After service in World War II and study at Mills College in Oakland, Calif., Brubeck formed an octet including Desmond on alto sax and Dave van Kreidt on tenor, Cal Tjader on drums and Bill Smith on clarinet. The group played Brubeck originals and standards by other composers, including some early experimentation in unusual time signatures. Their groundbreaking album "Dave Brubeck Octet" was recorded in 1946.
The group evolved into the Quartet, which played colleges and universities.
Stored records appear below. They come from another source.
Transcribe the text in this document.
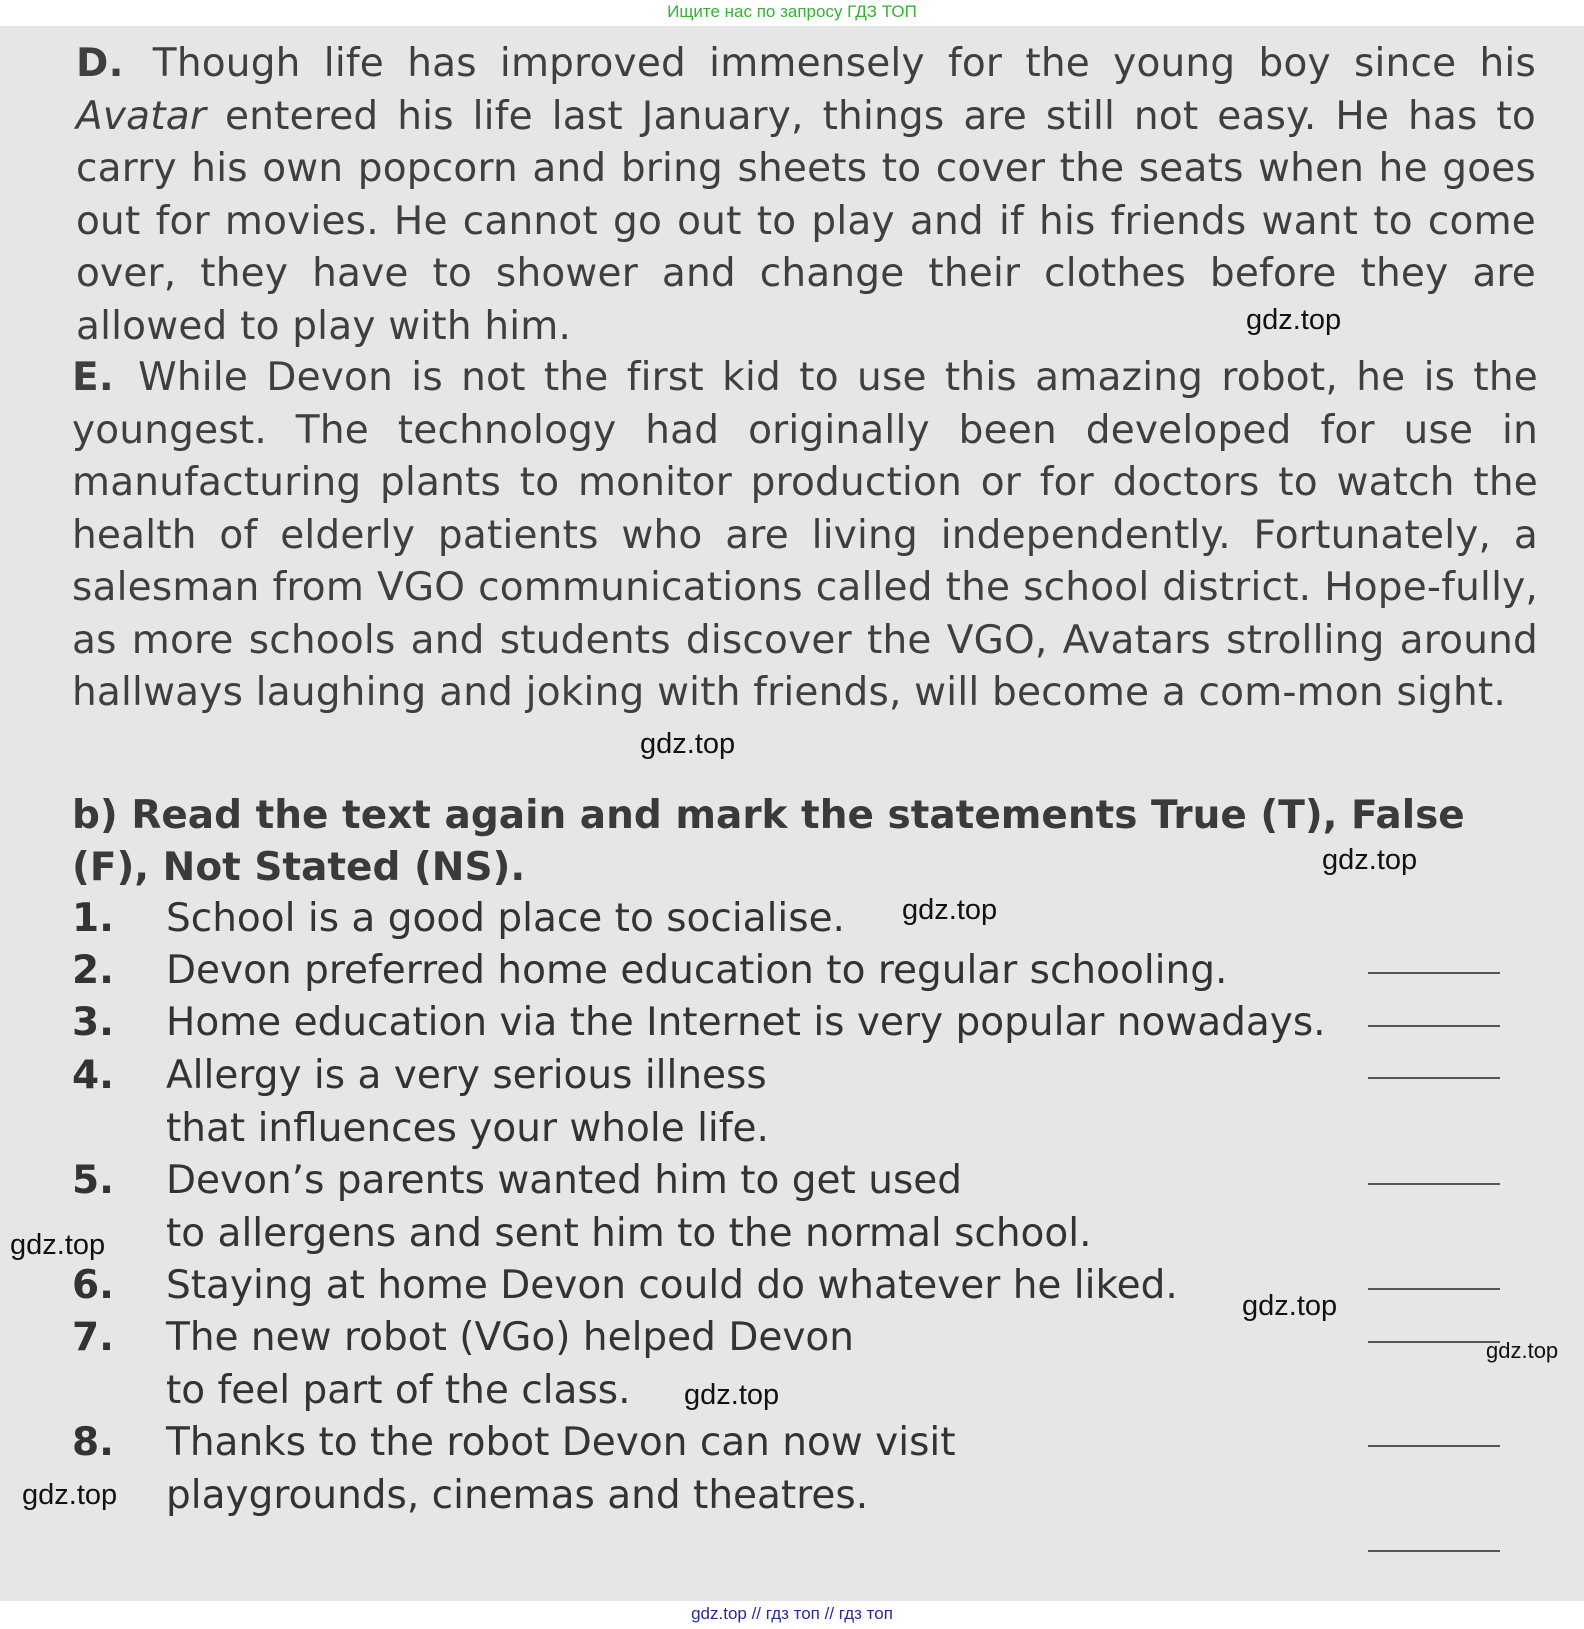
Ищите нас по запросу ГДЗ ТОП
D. Though life has improved immensely for the young boy since his Avatar entered his life last January, things are still not easy. He has to carry his own popcorn and bring sheets to cover the seats when he goes out for movies. He cannot go out to play and if his friends want to come over, they have to shower and change their clothes before they are allowed to play with him.
E. While Devon is not the first kid to use this amazing robot, he is the youngest. The technology had originally been developed for use in manufacturing plants to monitor production or for doctors to watch the health of elderly patients who are living independently. Fortunately, a salesman from VGO communications called the school district. Hope-fully, as more schools and students discover the VGO, Avatars strolling around hallways laughing and joking with friends, will become a com-mon sight.
b) Read the text again and mark the statements True (T), False (F), Not Stated (NS).
1. School is a good place to socialise.
2. Devon preferred home education to regular schooling.
3. Home education via the Internet is very popular nowadays.
4. Allergy is a very serious illness
that influences your whole life.
5. Devon’s parents wanted him to get used
to allergens and sent him to the normal school.
6. Staying at home Devon could do whatever he liked.
7. The new robot (VGo) helped Devon
to feel part of the class.
8. Thanks to the robot Devon can now visit
playgrounds, cinemas and theatres.
gdz.top
gdz.top
gdz.top
gdz.top
gdz.top
gdz.top
gdz.top
gdz.top
gdz.top
gdz.top // гдз топ // гдз топ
The Quartet's first album, "Jazz at Oberlin," was recorded live at Oberlin College in Ohio in 1953.
Ten years later, Joe Morello on drums and Eugene Wright on bass joined with Brubeck and Desmond to produce "Time Out."
In later years Brubeck composed music for operas, ballet, even a contemporary Mass.
In 1988, he played for Mikhail Gorbachev, at a dinner in Moscow that then-President Ronald Reagan hosted for the Soviet leader.
"I can't understand Russian, but I can understand body language," said Brubeck, after seeing the general secretary tapping his foot.
In the late 1980s, Brubeck contributed music for one episode of an eight-part series of television specials, "This Is America, Charlie Brown."
His music was for an episode involving NASA and the space station. He worked with three of his sons — Chris on bass trombone and electric bass, Dan on drums and Matthew on cello — and included excerpts from his Mass "To Hope! A Celebration," his oratorio "A Light in the Wilderness," and a piece he had composed but never recorded, "Quiet As the Moon."
"That's the beauty of music," he told the AP in 1992. "You can take a theme from a Bach sacred chorale and improvise. It doesn't make any difference where the theme comes from; the treatment of it can be jazz."
In 2006, the University of Notre Dame gave Brubeck its Laetare Medal, awarded each year to a Roman Catholic "whose genius has ennobled the arts and sciences, illustrated the ideals of the church and enriched the heritage of humanity."
At the age of 88, in 2009, Brubeck was still touring, in spite illness that made him miss an April show at his alma mater, the University of the Pacific.
By June, though, he was playing in Chicago, where the Tribune critic wrote that "Brubeck was coaxing from the piano a high lyricism more typically encountered in the music of Chopin."
More acclaim came his way when it was announced that he would be a recipient of the Kennedy Center Honors at a ceremony in late 2009.
Brubeck told the AP the announcement would have delighted his late mother, Elizabeth Ivey Brubeck, a classical pianist who was initially disappointed by her youngest son's interest in jazz. (He added that she had lived long enough to come to appreciate his music.)
Born in Concord, Calif., on Dec. 6, 1920, Brubeck actually had planned to become a rancher like his father. He attended the College of the Pacific (now the University of the Pacific) in 1938, intending to major in veterinary medicine and return to the family's 45,000-acre spread.
But within a year Brubeck was drawn to music. He graduated in 1942 and was drafted by the Army, where he served — mostly as a musician — under Gen. George S. Patton in Europe. At the time, his Wolfpack Band was the only racially integrated unit in the military.
In an interview for Ken Burns' PBS miniseries "Jazz," Brubeck talked about playing for troops with his integrated band, only to return to the U.S. to see his black bandmates refused service in a restaurant in Texas.
Brubeck and his wife, Iola, had five sons and a daughter. Four of his sons — Chris on trombone and electric bass, Dan on drums, Darius on keyboards and Matthew on cello — played with the London Symphony Orchestra in a birthday tribute to Brubeck in December 2000.
"We never had a rift," Chris Brubeck once said of living and playing with his father. "I think music has always been a good communication tool, so we didn't have a rift. We've always had music in common."